Argentinian architecture stands as a reflection of the country’s diversity. From Spanish Baroque designs and Rioplatense styles to Italian and French influences, Argentina’s built environment embodies both variety and individuality. This holds especially true for the residential sector. Cities like Buenos Aires, Córdoba and Mendoza are filled with neighborhoods characterized by original designs. Moreover, as one of the largest countries in the world, Argentina’s diversity extends beyond the urban fabric to rural sites. These remote housing projects are increasingly built with new formal ideas and precise attention to craft.
Delving further into Argentina’s residential designs, the following projects explore rural timber construction. Juxtaposed against rugged landscapes and mountain ranges, the houses balance contextual sensitivity with geometric and rectilinear forms. Utilizing timber as a material connection to place, the designs’ formal organizations control movement, sequence and experience. As a series of critical, localized landmarks, they begin to represent Argentina’s larger housing trends and a culture of individual expression.

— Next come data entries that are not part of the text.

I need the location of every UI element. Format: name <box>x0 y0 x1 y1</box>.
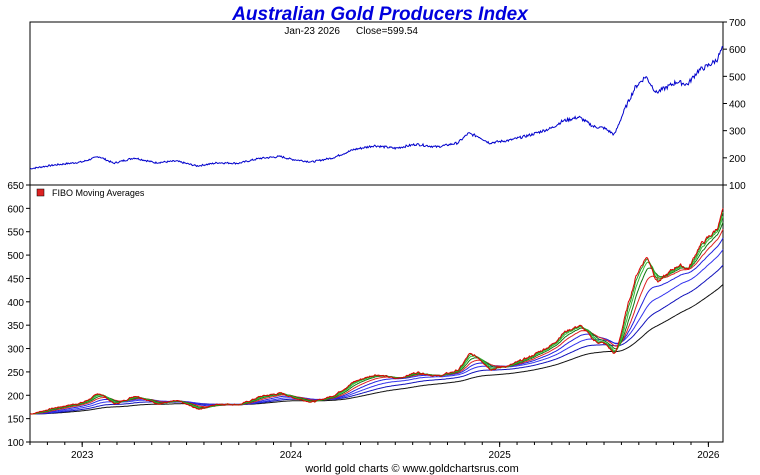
price-ytick-label: 500 <box>729 72 746 83</box>
fibo-y-axis: 650 600 550 500 450 400 350 300 250 200 150 100 <box>7 181 30 449</box>
fibo-ytick-label: 300 <box>7 345 24 356</box>
legend-swatch <box>36 188 45 197</box>
price-line <box>29 45 724 170</box>
fibo-ma-line-3 <box>29 208 724 415</box>
xtick-label: 2023 <box>71 450 94 461</box>
chart-close-label: Close=599.54 <box>356 26 418 37</box>
fibo-ytick-label: 400 <box>7 298 24 309</box>
price-y-axis: 700 600 500 400 300 200 100 <box>723 18 746 192</box>
fibo-panel-frame <box>29 184 724 443</box>
xtick-label: 2026 <box>697 450 720 461</box>
fibo-ytick-label: 100 <box>7 438 24 449</box>
chart-title: Australian Gold Producers Index <box>231 4 529 25</box>
fibo-ma-line-21 <box>30 228 724 415</box>
price-ytick-label: 400 <box>729 100 746 111</box>
price-panel-frame <box>29 21 724 186</box>
fibo-ytick-label: 600 <box>7 204 24 215</box>
xtick-label: 2025 <box>489 450 512 461</box>
fibo-ma-line-8 <box>29 216 724 415</box>
fibo-series <box>29 208 724 415</box>
fibo-ytick-label: 450 <box>7 274 24 285</box>
fibo-ytick-label: 650 <box>7 181 24 192</box>
price-ytick-label: 200 <box>729 154 746 165</box>
price-ytick-label: 600 <box>729 45 746 56</box>
footer-credit: world gold charts © www.goldchartsrus.co… <box>304 463 519 475</box>
fibo-ytick-label: 200 <box>7 391 24 402</box>
xtick-label: 2024 <box>280 450 303 461</box>
fibo-ma-line-34 <box>30 237 724 415</box>
legend-label: FIBO Moving Averages <box>52 188 145 198</box>
price-ytick-label: 700 <box>729 18 746 29</box>
fibo-ma-line-144 <box>30 284 724 415</box>
fibo-ytick-label: 500 <box>7 251 24 262</box>
fibo-ytick-label: 250 <box>7 368 24 379</box>
chart-date: Jan-23 2026 <box>284 26 340 37</box>
price-series <box>29 45 724 170</box>
fibo-ytick-label: 550 <box>7 228 24 239</box>
fibo-ytick-label: 150 <box>7 415 24 426</box>
price-ytick-label: 300 <box>729 127 746 138</box>
price-ytick-label: 100 <box>729 181 746 192</box>
fibo-ma-line-5 <box>29 211 724 415</box>
fibo-ytick-label: 350 <box>7 321 24 332</box>
x-axis: 2023 2024 2025 2026 <box>29 442 720 461</box>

Sited in the Patagonia region, MD House looks out towards framed views of Ventana, Gutierrez Lake and Otto Hills. Built with an abstract geometry that stands in contrast to its context, the project is divided into five prisms that are connected by the landscape.
As a weekend residence built entirely out of wood, Casa De Madera was designed to integrate with its surrounding context. Promoting outdoor life and connection with nature, the project takes advantage of cross ventilation and views while forming multiple shaded areas to extend the living spaces outside.
The RM House is part of a large, expansive and horizontal landscape that merges with the sea. The house lies at the boundary between dunes and Pampa’s landscape. It was designed to interact with both sides of its condition, hovering over the shifting sands below.
Formed to create a dialogue with the environment, this residence was made with an inclined plane that acts as a continuation of the mountainside. Planted with vegetation along its slope, the design aimed to seamlessly blend with its context while creating an earthquake-resistant structure that frames the mountains and nearby lake.
Located in a southern field of the province of Misiones, this project features both a residential expansion and the repurposing of an adjacent barn. Both buildings include galleries to escape the heat and wooden walls composed of a double envelope that follows the local construction traditions.
Designed as a housing complex that faces Nahuel Huapi Lake, Dachas takes the shape of two inclined irregular volumes that frame the landscape and entrance into the residence. Situated between the lake and woods, the project includes wooden bridges, a gabion retaining wall and a viewing terrace.
Casa SZ explores the nature of subdivisions in suburban areas. Optimizing free area on-site while resting among the landscape, the design aimed to establish a new spatial-structural relationship in a traditional program through a triangulated geometric order.
Taking into consideration both the views from afar and views within the residence, the CS House was oriented to the mountains and Gutierrez Lake. The project’s pure geometry features two volumes built with wood and rock that accommodate space for family reunions and meetings.